“This past weekend, there was an effort to give birth to what might be called a Nationalist International. In Koblenz, Germany, leaders of the main nationalist parties of Holland, Germany, France and Italy, among others, joined together in public for the first time, celebrating the victories of Brexit and President Donald Trump and vowing to build on them.
“2016 was the year the Anglo-Saxon world woke up,” said Marine Le Pen, head of France’s right-wing National Front party and a leading candidate for the French presidency this coming spring. “2017, I am certain of it, will be the year of the awakening of the peoples of continental Europe. It’s no longer a question of if, but when.” Geert Wilders, who is likely to become Holland’s next prime minister after March elections, put it this way: “Yesterday a new America, today Koblenz, tomorrow a new Europe. We are at the dawn of a Patriotic Spring.”
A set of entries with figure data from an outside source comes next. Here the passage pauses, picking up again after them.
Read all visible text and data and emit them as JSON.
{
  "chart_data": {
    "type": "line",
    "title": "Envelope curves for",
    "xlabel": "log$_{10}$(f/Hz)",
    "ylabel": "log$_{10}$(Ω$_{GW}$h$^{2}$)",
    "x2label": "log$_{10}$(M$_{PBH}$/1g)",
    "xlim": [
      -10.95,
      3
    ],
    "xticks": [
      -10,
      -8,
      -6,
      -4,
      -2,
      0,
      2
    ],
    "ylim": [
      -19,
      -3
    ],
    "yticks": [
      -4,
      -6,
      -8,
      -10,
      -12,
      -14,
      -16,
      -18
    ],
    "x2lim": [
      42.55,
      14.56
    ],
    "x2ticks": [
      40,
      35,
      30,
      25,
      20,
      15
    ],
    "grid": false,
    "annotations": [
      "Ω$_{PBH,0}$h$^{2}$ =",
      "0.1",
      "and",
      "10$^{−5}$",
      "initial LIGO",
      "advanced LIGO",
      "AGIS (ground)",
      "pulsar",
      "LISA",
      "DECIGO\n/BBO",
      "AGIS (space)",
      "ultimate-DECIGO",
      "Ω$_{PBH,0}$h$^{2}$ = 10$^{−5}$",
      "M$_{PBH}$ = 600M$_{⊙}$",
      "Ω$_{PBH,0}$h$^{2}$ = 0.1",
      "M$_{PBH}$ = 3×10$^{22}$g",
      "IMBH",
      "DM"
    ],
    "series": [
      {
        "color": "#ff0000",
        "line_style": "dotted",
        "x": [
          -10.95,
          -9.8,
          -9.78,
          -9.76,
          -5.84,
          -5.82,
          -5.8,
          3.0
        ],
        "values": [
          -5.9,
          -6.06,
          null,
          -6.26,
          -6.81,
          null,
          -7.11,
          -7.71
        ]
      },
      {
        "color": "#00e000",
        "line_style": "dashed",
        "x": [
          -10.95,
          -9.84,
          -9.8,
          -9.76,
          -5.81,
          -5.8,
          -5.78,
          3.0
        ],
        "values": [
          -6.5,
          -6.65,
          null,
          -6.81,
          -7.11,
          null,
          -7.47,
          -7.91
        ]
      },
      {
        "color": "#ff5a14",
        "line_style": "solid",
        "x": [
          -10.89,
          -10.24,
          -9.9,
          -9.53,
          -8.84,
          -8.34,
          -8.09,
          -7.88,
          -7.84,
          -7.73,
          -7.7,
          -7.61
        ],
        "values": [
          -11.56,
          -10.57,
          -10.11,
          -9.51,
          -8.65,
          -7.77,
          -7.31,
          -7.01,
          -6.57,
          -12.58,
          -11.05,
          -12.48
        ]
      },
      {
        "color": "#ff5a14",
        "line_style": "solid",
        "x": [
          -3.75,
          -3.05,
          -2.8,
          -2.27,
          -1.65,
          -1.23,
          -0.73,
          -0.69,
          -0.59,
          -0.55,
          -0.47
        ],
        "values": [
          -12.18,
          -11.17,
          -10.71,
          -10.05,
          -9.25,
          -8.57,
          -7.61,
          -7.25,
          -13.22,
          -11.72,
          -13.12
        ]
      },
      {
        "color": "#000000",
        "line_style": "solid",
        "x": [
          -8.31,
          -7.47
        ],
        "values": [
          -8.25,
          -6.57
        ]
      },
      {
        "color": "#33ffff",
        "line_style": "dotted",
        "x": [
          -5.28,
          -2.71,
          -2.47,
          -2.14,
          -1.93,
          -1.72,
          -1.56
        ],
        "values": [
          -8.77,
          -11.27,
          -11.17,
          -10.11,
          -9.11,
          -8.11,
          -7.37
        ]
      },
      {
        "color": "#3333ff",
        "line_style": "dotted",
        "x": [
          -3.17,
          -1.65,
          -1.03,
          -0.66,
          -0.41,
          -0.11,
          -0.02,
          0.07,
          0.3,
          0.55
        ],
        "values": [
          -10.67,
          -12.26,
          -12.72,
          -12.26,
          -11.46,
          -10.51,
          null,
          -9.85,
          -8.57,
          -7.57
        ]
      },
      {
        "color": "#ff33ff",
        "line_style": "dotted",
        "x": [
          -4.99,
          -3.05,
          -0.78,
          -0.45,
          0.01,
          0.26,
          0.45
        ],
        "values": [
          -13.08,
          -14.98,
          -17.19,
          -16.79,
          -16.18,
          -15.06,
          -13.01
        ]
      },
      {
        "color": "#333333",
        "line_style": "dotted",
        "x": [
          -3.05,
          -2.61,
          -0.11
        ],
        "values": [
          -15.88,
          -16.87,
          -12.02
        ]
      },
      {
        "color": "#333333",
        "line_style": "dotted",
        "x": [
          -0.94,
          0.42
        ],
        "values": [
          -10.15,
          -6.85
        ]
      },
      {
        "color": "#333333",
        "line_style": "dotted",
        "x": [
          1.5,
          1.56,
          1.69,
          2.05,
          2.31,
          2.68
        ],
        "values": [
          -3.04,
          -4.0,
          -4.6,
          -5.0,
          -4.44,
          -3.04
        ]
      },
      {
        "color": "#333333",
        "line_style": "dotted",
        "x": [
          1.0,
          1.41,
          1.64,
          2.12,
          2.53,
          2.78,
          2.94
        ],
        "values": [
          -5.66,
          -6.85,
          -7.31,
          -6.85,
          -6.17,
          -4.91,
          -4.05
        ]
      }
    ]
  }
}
Nationalism is something more and more countries have in common. The day before Le Pen and Wilders’s remarks in Koblenz, Trump said in his inaugural speech, “At the bedrock of our politics will be a total allegiance to the United States of America and through our loyalty to our country, we will rediscover our loyalty to each other.” He urged each American to “open your heart to patriotism.” Later this week, Trump will have his first meeting as president with a fellow head of state: Theresa May, prime minister of Britain, who is herself at the head of a movement based on the assertion of national sovereignty, in her case against the European Union.
It’s not immediately obvious how nationalist movements — motivated by slogans like Trump’s “America First” — might unite in solidarity. The Koblenz meeting was the first of its kind precisely because Europe’s nationalist parties and groups have not found it easy to get along. Many in Germany’s far-right party, the Alternative für Deutschland, which was the host and convener in Koblenz, opposed the meeting and, in particular, the large role for Le Pen, whose party they see as overly socialist. Le Pen strove to square this circle, emphasizing the claim that the European Union and the euro “deny diversity.” “I love France because it is France,” she said. “I love Germany because it is Germany.” This drew great applause from the audience.”